Tencent shares tumbled on Tuesday after the internet group pulled popular video game Monster Hunter: World from its distribution platform, WeGame. The ruling by regulators is a blow to Tencent, which had been banking on the success of the action RPG to boost flagging PC sales in China.
The latest edition of Monster Hunter became available on WeGame last Monday and had garnered huge attention, with more than one million pre-orders before its release. However, regulators cancelled the license that Tencent acquired from Japanese developer Capcom Co Ltd earlier this week after it said that the game’s contents had not met regulatory requirements.
Tencent Holdings Ltd saw significant declines on the stock market on Tuesday, as it shares fell by more than 3% and wiped out its market value to the tune of $15bn. The decline came about due to concerns about Tencent’s gaming revenue, as the ruling by authorities to prevent the sale of a blockbuster franchise is not the first issue that it has had with regulators.
Last year, Tencent saw a $15 billion drop-off in market capitalization in just one day after criticism from state media prompted it to curb children’s playing time for its big money spinner, Honor of Kings. Market value did recover and hit a record high in January, but steady declines since then have seen $160bn lost in value and a 14% fall in stocks.
“People are very concerned about Tencent in the short term,” Northern Trust Capital Markets’ Head of Research for Asia Douglas Morton said. He added: “For us, this [firm] is a medium-to-longer-term holding with a history of good investment. I think the monetization [of the blocked games] will happen; it is just a matter of time.”
Monetization is another thorny issue in China, as Tencent has been unable to sell an updated version of battle royale game Players Unknown Battleground (PUBG). Regulators deemed the game too violent, and while Tencent altered the contents to satisfy authorities, it has not yet received a license to release it on the WeGame platform.

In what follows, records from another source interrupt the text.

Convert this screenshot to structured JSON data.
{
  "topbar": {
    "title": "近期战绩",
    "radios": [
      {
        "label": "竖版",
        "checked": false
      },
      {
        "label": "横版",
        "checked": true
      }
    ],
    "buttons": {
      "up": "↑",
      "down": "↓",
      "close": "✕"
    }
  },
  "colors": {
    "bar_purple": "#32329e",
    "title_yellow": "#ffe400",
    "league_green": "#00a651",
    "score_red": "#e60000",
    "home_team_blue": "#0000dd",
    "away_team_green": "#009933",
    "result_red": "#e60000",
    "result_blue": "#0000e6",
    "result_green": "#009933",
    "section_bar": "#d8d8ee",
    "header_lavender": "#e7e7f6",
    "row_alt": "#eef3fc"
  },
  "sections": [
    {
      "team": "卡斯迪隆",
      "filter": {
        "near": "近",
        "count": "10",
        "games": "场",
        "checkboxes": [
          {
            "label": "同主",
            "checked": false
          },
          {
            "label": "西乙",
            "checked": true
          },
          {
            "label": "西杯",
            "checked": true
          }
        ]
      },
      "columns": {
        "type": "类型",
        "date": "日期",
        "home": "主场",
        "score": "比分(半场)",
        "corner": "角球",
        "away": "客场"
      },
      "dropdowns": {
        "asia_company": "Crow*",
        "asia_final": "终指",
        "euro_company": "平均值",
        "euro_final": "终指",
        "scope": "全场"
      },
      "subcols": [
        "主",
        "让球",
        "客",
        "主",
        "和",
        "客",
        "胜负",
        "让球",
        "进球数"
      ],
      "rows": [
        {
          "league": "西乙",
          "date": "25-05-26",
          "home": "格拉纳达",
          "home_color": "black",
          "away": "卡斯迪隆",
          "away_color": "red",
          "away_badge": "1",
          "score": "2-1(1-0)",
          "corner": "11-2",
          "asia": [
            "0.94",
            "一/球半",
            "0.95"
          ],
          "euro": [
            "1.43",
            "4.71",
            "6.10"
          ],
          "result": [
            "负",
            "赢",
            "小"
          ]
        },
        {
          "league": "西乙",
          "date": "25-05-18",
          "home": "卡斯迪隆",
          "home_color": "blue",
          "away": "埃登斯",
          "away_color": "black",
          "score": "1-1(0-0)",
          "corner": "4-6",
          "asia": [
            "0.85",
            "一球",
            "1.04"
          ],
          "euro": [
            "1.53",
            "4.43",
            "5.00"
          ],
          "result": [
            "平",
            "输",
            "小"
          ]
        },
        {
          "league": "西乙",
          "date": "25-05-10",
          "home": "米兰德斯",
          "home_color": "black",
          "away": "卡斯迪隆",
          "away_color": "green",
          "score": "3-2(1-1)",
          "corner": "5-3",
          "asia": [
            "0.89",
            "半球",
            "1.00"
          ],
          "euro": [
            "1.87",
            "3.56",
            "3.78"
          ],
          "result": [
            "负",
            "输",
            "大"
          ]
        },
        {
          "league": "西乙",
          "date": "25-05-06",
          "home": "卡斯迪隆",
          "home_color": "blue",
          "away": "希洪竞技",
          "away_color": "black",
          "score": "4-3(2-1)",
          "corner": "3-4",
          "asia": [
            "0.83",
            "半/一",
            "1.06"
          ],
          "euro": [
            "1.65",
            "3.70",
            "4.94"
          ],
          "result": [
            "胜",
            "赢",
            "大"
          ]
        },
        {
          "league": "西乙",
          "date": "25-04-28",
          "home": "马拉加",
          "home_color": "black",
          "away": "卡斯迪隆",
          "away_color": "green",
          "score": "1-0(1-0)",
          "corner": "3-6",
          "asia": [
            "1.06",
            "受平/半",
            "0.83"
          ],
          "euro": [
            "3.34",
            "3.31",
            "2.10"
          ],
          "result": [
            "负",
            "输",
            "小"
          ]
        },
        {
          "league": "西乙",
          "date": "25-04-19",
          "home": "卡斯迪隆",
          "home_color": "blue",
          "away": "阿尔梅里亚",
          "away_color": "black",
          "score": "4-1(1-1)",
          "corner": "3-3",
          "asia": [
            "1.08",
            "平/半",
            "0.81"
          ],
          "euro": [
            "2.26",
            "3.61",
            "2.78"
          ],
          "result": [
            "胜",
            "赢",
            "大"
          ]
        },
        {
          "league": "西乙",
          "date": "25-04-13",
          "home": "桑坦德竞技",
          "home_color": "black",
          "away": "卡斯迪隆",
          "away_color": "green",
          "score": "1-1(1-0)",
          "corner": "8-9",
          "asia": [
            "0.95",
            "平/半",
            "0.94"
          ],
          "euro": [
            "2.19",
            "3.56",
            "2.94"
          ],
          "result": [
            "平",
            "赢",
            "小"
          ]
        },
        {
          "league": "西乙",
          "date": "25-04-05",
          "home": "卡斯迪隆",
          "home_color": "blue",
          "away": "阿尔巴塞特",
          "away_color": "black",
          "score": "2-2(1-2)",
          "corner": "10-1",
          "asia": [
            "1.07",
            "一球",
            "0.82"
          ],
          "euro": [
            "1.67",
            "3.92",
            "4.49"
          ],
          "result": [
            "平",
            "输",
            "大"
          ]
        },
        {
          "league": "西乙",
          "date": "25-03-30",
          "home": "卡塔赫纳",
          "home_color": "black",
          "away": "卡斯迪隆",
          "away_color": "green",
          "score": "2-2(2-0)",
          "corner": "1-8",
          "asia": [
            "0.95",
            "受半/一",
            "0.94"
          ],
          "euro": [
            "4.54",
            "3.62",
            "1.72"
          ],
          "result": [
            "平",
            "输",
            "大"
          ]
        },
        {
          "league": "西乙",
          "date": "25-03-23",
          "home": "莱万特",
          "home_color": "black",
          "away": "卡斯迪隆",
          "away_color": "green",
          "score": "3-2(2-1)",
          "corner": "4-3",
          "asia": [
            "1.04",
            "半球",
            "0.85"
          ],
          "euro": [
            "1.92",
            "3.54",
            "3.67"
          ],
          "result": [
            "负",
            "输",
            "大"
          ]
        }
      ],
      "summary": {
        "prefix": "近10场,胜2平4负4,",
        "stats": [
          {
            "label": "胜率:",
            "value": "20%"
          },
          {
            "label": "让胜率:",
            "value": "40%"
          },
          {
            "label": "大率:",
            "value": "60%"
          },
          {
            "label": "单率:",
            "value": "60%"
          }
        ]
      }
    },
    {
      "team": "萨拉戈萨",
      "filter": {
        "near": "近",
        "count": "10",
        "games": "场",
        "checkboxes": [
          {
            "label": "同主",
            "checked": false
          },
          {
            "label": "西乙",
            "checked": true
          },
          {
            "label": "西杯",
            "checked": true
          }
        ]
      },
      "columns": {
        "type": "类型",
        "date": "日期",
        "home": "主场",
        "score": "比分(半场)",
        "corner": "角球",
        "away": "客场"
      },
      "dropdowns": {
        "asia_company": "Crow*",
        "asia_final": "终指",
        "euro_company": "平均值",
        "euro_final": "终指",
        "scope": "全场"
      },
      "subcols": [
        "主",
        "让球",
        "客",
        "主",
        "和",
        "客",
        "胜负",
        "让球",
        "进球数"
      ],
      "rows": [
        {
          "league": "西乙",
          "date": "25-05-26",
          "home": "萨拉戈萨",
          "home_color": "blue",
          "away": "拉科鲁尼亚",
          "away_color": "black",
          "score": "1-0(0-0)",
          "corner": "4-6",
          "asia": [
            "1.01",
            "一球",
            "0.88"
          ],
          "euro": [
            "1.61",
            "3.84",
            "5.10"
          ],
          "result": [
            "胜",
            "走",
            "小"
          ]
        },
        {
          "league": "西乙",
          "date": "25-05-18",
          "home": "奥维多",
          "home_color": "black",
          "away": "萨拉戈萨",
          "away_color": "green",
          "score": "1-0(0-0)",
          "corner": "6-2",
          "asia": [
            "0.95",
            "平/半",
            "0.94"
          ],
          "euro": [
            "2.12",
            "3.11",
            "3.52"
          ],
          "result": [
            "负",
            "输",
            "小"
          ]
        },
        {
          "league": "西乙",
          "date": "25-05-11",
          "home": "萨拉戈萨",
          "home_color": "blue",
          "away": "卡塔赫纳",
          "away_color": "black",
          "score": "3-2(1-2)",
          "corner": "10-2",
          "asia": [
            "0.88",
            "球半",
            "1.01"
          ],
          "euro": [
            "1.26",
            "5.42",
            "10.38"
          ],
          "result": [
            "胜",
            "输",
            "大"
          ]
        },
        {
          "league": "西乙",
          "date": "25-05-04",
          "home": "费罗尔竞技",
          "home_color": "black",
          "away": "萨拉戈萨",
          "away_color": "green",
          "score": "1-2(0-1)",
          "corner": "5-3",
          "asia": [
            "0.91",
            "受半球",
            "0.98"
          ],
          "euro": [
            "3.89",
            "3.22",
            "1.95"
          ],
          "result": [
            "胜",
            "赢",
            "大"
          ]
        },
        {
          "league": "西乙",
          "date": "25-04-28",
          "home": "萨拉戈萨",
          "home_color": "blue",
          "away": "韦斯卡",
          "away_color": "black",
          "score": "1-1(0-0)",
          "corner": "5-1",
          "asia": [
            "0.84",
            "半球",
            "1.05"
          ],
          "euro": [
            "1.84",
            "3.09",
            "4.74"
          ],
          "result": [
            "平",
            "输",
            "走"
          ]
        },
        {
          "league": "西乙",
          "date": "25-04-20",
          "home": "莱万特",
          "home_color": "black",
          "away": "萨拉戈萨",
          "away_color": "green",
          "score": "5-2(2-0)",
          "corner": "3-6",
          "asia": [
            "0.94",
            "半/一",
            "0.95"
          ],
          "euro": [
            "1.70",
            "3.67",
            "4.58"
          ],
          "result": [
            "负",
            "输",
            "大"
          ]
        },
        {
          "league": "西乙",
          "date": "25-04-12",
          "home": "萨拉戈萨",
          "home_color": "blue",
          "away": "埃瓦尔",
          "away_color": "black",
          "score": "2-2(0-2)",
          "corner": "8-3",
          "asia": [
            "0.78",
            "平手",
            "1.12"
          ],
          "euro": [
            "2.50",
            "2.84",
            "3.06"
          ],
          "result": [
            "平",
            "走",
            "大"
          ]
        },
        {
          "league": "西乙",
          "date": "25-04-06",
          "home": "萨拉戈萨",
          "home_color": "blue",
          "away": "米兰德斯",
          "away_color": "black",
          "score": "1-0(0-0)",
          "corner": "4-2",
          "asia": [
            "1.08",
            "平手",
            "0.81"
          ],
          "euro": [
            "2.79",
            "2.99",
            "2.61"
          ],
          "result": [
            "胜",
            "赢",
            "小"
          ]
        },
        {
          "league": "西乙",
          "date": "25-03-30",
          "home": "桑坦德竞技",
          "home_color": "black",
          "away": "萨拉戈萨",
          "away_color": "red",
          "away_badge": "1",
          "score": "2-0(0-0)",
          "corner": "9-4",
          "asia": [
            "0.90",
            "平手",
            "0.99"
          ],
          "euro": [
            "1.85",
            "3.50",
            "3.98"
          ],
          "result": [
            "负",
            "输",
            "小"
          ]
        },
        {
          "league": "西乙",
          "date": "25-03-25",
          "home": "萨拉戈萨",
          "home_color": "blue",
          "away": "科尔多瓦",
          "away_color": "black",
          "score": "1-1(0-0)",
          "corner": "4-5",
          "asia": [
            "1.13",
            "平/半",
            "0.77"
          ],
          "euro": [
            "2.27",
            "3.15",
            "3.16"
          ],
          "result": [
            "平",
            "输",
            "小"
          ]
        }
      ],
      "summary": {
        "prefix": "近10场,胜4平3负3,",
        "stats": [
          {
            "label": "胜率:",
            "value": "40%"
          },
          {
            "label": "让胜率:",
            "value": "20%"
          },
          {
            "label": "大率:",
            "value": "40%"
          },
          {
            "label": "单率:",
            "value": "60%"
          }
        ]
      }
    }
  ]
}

China reformed its content regulatory body earlier this year, but industry executives have revealed that companies have been holding out on new licenses for games sales for almost six months. “The key here is, not only PUBG but no games are able to get licenses now,” an anonymous source within Tencent told Reuters on Tuesday.
The source added that Tencent’s staff expressed confusion by the latest ruling, as the company procured a sales license for Monster Hunter: World earlier this year, and the game was not as gory as other titles on the marketplace. The insider said: “It’s not impossible that you could still be hit even after you pass the censors, in the same way a movie can be pulled after public screening.”
Tencent has not made an official comment on the issue, but the latest move by regulators is sure to be another blow to its attempts to revitalize PC gaming efforts. Analysts had expected Monster Hunter: World to be a tentpole release for Tencent in 2018 and a key part of its strategy to beat out competition from rival platforms such as US-based gaming marketplace Steam, which now has around 20 million users in China.
According to IHS Markit Industry Analyst Chenyu Cui, the fantasy-themed game had “offered Tencent a chance to compete directly with Steam, that’s why they wanted to launch as soon as possible”. Monster Hunter: World was available at a minimum price of $43 on WeGame before its removal, and Tencent confirmed on Monday that anyone who had bought the game would be eligible for a refund “without conditions”.